4.    Vicarious suffering (Num. 11:1-15; Hos. 1-3, Isa. 52:13-53:12).

5.    Educational (Heb. 5:8).

6.    Revelation (Jn. 9:2-3).

7.    Repentance, seek God (Hos. 5:15; Isa. 19:22; 2 Cor. 7:9-10).

8.    Self-denial (Lk. 22:42; 2 Cor. 1:8-9; 2 Cor. 12:7; Rom. 5:3-4; Rom. 8:29; 2 Cor. 4:10-11; Heb. 12:10; Jas. 1:2).

9.    Solidarity - In suffering we band and bond together (Rom. 12:15; 1 Cor. 12:26).

10. Ministry of comfort (2 Cor. 1:3-4; Heb. 4:15).

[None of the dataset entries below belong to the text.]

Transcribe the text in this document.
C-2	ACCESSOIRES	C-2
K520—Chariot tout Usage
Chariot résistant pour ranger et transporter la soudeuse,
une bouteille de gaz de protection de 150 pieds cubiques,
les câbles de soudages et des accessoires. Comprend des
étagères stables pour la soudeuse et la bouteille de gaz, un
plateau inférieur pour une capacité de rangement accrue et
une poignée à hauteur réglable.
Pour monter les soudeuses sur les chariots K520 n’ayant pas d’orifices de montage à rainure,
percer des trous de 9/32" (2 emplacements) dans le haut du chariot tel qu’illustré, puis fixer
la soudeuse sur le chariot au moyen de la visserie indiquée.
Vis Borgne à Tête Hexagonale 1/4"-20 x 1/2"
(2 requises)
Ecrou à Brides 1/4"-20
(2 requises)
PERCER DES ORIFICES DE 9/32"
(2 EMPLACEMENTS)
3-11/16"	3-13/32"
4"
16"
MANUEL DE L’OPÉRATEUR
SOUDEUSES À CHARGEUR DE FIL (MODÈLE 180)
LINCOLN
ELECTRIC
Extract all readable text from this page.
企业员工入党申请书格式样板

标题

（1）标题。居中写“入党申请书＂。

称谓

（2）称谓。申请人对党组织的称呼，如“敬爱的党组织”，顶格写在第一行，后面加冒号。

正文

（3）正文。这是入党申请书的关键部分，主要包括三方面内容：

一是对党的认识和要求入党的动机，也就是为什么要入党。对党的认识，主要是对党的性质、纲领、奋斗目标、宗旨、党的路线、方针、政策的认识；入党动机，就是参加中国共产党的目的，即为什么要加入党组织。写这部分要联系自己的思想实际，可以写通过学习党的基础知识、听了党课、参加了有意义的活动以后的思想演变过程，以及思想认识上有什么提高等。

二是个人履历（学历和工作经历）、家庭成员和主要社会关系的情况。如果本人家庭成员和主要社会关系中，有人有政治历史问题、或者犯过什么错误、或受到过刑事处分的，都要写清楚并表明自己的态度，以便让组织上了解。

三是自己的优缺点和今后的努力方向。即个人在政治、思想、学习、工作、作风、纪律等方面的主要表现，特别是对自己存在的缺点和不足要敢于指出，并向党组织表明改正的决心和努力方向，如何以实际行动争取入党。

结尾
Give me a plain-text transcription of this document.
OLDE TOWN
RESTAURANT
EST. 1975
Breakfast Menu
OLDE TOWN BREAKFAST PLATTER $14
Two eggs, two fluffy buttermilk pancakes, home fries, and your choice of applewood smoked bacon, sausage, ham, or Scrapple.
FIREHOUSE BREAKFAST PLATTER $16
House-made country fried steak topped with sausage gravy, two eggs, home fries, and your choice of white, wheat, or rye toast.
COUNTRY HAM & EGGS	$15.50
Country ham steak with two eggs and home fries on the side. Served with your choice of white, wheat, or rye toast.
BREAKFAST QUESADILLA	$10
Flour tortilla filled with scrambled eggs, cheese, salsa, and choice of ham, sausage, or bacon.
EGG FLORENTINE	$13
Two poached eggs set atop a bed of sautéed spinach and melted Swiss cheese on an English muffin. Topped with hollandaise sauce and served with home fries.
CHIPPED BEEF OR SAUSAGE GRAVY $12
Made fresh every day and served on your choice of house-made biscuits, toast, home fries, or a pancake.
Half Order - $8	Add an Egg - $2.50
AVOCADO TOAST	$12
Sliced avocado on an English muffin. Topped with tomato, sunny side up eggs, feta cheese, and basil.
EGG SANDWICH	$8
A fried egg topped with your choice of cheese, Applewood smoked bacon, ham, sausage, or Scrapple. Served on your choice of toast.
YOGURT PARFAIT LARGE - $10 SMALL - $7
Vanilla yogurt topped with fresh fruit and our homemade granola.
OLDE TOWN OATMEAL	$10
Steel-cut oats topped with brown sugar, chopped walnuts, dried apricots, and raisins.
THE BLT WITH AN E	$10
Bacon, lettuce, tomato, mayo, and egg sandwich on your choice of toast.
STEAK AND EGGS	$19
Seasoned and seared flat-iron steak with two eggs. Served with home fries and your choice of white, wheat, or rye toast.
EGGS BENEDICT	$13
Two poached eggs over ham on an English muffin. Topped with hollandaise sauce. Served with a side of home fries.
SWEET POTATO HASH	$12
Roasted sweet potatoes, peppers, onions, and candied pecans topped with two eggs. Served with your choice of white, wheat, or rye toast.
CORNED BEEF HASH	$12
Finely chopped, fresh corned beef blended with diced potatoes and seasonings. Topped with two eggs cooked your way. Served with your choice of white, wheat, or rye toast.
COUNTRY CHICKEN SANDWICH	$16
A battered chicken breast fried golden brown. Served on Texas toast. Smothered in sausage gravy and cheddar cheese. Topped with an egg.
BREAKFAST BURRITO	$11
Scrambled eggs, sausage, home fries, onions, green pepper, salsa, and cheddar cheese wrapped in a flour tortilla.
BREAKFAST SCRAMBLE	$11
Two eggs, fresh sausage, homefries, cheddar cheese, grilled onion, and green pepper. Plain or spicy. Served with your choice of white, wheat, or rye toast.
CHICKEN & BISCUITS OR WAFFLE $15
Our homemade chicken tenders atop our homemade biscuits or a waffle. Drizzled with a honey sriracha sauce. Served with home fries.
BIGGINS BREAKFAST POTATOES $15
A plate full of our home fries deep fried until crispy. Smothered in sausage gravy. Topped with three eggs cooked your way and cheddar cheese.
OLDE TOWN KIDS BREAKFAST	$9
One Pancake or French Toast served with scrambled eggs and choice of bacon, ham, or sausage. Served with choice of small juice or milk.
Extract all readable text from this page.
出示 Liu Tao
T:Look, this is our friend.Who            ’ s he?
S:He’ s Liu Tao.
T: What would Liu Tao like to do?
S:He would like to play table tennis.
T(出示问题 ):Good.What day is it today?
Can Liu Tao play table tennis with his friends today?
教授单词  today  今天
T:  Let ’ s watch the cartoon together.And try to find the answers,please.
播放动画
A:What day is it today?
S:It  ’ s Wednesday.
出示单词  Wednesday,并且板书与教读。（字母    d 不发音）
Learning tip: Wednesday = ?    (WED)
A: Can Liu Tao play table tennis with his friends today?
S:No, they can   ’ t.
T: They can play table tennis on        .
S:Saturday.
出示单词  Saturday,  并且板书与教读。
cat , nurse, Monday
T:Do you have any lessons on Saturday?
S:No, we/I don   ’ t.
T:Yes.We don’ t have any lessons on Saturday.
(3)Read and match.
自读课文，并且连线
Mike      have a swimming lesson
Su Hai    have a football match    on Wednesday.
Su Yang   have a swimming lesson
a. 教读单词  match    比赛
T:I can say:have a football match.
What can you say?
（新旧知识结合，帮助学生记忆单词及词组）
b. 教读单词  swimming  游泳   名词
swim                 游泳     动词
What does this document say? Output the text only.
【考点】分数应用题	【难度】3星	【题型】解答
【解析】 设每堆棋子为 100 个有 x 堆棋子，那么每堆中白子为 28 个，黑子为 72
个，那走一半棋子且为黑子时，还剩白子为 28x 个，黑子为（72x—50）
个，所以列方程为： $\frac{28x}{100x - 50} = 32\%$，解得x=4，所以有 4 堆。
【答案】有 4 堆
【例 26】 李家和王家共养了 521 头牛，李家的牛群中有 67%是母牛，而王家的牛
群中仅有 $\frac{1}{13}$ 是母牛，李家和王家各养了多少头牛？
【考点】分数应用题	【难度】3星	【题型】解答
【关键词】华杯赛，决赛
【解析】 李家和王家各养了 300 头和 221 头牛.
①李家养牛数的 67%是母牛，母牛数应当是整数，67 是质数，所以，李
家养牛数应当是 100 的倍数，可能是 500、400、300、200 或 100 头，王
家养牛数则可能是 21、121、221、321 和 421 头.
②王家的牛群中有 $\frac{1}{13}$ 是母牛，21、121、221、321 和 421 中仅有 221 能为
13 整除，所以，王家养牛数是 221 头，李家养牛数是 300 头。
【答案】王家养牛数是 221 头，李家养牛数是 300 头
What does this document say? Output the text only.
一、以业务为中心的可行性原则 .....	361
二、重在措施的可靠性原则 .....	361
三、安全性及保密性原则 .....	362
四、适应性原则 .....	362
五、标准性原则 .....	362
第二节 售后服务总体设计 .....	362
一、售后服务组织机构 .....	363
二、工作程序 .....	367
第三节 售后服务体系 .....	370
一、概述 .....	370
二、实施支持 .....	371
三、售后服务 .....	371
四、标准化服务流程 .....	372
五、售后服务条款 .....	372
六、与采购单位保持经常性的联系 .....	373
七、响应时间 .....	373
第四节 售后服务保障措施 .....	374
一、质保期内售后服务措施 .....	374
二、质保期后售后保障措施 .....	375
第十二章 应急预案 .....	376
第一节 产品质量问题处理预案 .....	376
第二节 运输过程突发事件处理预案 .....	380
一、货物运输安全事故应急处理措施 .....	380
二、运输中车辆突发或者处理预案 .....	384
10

11. Glorification (Rom. 8:17; 2 Cor. 4:17).

     

James Fowler

Excerpted from: Suffering, Study Outlines, 1999, www.christinyou.net. Used by Permission.

 


 

Adversities do not make a man frail. They show what sort of man he is.

 

Thomas a Kempis

 


 

The fruit of the Spirit grows in the womb of adversity.

 

Author Unknown

 


 

Adversity can cause us to reevaluate our priorities.

 

Author Unknown

 


 

In adversity we usually want God to do a removing job when He wants to do an improving job.

Author Unknown

 


 

The soul would have no rainbow if the eye had no tears.

 

Author Unknown

 


 

Affliction and suffering have been appointed by God as instruments He uses to make us more holy, to make us more like Jesus. They remind us that we are weak and we must rely not on ourselves, but on Jesus. They remind us that this world is not our home but that we are only passing through toward our real home in heaven with our Father, our Savior, Jesus Christ, and our Comforter, the Holy Spirit.

 

Michael Beates

Tabletalk, p. 55, v. 28, n. 9, Ligonier Ministries, Used by Permission.